PR2: Peephole Raw Pointer Rewriting with LLMs for Translating C to Safer Rust

Published 7 May 2025 in cs.SE, cs.AI, and cs.PL | (2505.04852v2)

Abstract: There has been a growing interest in translating C code to Rust due to Rust's robust memory and thread safety guarantees. Tools such as C2RUST enable syntax-guided transpilation from C to semantically equivalent Rust code. However, the resulting Rust programs often rely heavily on unsafe constructs--particularly raw pointers--which undermines Rust's safety guarantees. This paper aims to improve the memory safety of Rust programs generated by C2RUST by eliminating raw pointers. Specifically, we propose a peephole raw pointer rewriting technique that lifts raw pointers in individual functions to appropriate Rust data structures. Technically, PR2 employs decision-tree-based prompting to guide the pointer lifting process. Additionally, it leverages code change analysis to guide the repair of errors introduced during rewriting, effectively addressing errors encountered during compilation and test case execution. We implement PR2 as a prototype and evaluate it using gpt-4o-mini on 28 real-world C projects. The results show that PR2 successfully eliminates 13.22% of local raw pointers across these projects, significantly enhancing the safety of the translated Rust code. On average, PR2 completes the transformation of a project in 5.44 hours, at an average cost of $1.46.

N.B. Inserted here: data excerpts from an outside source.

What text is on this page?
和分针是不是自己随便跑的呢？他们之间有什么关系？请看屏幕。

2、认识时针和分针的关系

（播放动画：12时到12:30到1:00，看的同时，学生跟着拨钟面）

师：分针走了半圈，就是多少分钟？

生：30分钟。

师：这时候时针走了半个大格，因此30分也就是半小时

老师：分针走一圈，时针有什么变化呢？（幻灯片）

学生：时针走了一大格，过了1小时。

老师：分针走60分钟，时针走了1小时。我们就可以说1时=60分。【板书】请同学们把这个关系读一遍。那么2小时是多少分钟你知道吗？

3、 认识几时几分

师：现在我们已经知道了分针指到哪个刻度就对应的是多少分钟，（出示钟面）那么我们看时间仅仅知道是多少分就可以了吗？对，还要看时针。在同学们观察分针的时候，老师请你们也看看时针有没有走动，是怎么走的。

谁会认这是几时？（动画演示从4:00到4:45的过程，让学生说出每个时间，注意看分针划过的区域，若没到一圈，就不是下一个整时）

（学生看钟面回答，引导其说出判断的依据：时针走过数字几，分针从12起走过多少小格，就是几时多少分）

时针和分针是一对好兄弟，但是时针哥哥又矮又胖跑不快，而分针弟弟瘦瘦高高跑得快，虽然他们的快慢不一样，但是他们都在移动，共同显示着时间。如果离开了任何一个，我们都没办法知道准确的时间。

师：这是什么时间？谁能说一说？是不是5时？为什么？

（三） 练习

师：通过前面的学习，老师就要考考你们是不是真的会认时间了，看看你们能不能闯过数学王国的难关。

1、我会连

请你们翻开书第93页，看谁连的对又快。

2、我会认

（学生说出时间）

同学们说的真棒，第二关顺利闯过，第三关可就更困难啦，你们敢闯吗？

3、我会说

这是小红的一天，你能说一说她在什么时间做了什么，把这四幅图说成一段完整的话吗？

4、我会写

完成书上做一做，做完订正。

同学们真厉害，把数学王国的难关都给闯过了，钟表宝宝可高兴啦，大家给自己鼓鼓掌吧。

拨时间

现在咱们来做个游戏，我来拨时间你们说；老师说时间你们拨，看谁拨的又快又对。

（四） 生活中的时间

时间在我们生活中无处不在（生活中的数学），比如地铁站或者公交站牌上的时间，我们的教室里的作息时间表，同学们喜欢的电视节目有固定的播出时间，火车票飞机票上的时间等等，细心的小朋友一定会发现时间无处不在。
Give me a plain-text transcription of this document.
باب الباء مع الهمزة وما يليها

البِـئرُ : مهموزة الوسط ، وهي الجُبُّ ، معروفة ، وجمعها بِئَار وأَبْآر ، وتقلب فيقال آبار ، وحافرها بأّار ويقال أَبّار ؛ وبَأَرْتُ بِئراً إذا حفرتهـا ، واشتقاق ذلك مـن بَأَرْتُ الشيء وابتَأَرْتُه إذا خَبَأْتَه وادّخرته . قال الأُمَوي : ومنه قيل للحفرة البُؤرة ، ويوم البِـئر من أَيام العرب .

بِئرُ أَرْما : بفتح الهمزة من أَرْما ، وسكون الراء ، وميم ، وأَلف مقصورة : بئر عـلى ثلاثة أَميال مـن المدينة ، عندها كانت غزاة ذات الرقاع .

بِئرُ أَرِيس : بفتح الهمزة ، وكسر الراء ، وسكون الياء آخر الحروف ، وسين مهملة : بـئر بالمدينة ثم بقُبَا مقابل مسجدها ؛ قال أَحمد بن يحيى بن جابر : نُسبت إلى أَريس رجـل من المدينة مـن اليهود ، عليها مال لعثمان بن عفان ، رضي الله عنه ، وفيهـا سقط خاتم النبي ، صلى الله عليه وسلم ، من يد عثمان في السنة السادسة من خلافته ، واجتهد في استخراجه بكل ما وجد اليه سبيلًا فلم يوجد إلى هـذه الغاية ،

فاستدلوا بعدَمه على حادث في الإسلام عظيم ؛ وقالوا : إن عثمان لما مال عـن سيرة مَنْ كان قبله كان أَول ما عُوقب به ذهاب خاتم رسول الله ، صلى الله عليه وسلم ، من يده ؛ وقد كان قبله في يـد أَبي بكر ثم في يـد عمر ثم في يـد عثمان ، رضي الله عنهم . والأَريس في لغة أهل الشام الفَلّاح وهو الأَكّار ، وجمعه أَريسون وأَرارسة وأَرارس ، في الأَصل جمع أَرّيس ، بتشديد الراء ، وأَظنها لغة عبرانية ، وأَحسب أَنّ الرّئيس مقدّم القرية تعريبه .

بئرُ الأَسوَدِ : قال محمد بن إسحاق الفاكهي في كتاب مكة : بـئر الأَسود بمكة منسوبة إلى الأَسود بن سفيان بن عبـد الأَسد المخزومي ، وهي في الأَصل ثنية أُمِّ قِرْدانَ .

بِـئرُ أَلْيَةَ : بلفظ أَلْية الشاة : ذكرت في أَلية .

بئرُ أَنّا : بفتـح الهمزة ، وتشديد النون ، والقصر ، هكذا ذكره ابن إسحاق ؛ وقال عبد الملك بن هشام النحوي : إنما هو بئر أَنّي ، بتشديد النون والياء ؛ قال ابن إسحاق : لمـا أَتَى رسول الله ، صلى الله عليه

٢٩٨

Abstract PDF Upgrade to Chat

Summary

Peephole Raw Pointer Rewriting with LLMs for Translating C to Safer Rust

The paper "PR²: Peephole Raw Pointer Rewriting with LLMs for Translating C to Safer Rust" addresses the significant challenge of converting C code into Rust, focusing on enhancing memory safety through the elimination of raw pointers. Despite Rust's robust memory and thread safety capabilities, existing tools like C2Rust often produce Rust code with unsafe constructs, notably raw pointers, which undermines safety. This research proposes a novel peephole raw pointer rewriting technique that lifts raw pointers within individual functions to safer Rust data structures, significantly improving the safety of Rust programs generated from C code.

Motivation and Approach

The use of C language in system software is widespread due to its efficiency and low-level control capabilities. However, the lack of inherent memory safety in C leads to vulnerabilities, such as the infamous Heartbleed bug. Conversely, Rust offers strong memory safety guarantees via its ownership model and borrow checker, prompting a shift towards Rust in many critical software projects. Translating C code to Rust is a complex task that requires automated tools for syntax conversion. However, these tools often resort to unsafe functionalities, bypassing Rust's safety checks. This paper advocates for automating the elimination of such unsafe constructs using a Large Language Model (LLM)-based approach.

PR² uses decision-tree-based prompting to guide the translation of raw pointers to safer constructs such as Option, Box, Vec, and slices. This translation maintains the semantic integrity of the original C code while harnessing Rust's safety features. The process involves analyzing aliasing facts, buffer shapes, and memory manipulation patterns associated with raw pointers. The research employs compilation error fixes and test case validations to ensure the semantic correctness of the translated code, leveraging LLMs for enhanced semantic understanding and code generation capabilities.

Evaluation

The prototype implementation of PR² was evaluated on 28 real-world C projects, achieving a noteworthy elimination of 13.22% of raw pointers across these projects. The translation process shows effective rewriting while retaining the semantic fidelity of the original code as demonstrated in controlled user studies. The average transformation time per project is approximately 5.44 hours, with a minimal cost of $1.46 per project, emphasizing the approach's efficiency and economic viability. The research draws comparisons with existing techniques, significantly outperforming state-of-the-art tools by providing more comprehensive raw pointer elimination results due to its broader spectrum of supported Rust data structures.

Implications and Future Work

The implications of this research are substantial for software engineering fields focused on memory-safe programming and secure system development. The successful application of LLMs in code transformation tasks demonstrates the potential for advancing automation in programming languages conversion, particularly from unsafe C to safer Rust. Future endeavors may involve expanding the types of data structures and transforming inter-function raw pointers to further enhance the automation level.

Additionally, incorporating more sophisticated techniques such as LLM-assisted differential testing and relational verification could improve correctness guarantees beyond test-driven validations. These expansions would further refine the translation process, ensuring high-quality, maintainable Rust code generation. The progressive improvements in LLM capabilities and inference speeds are anticipated to reduce costs and increase efficiency, offering a promising outlook for widespread adoption in industrial applications.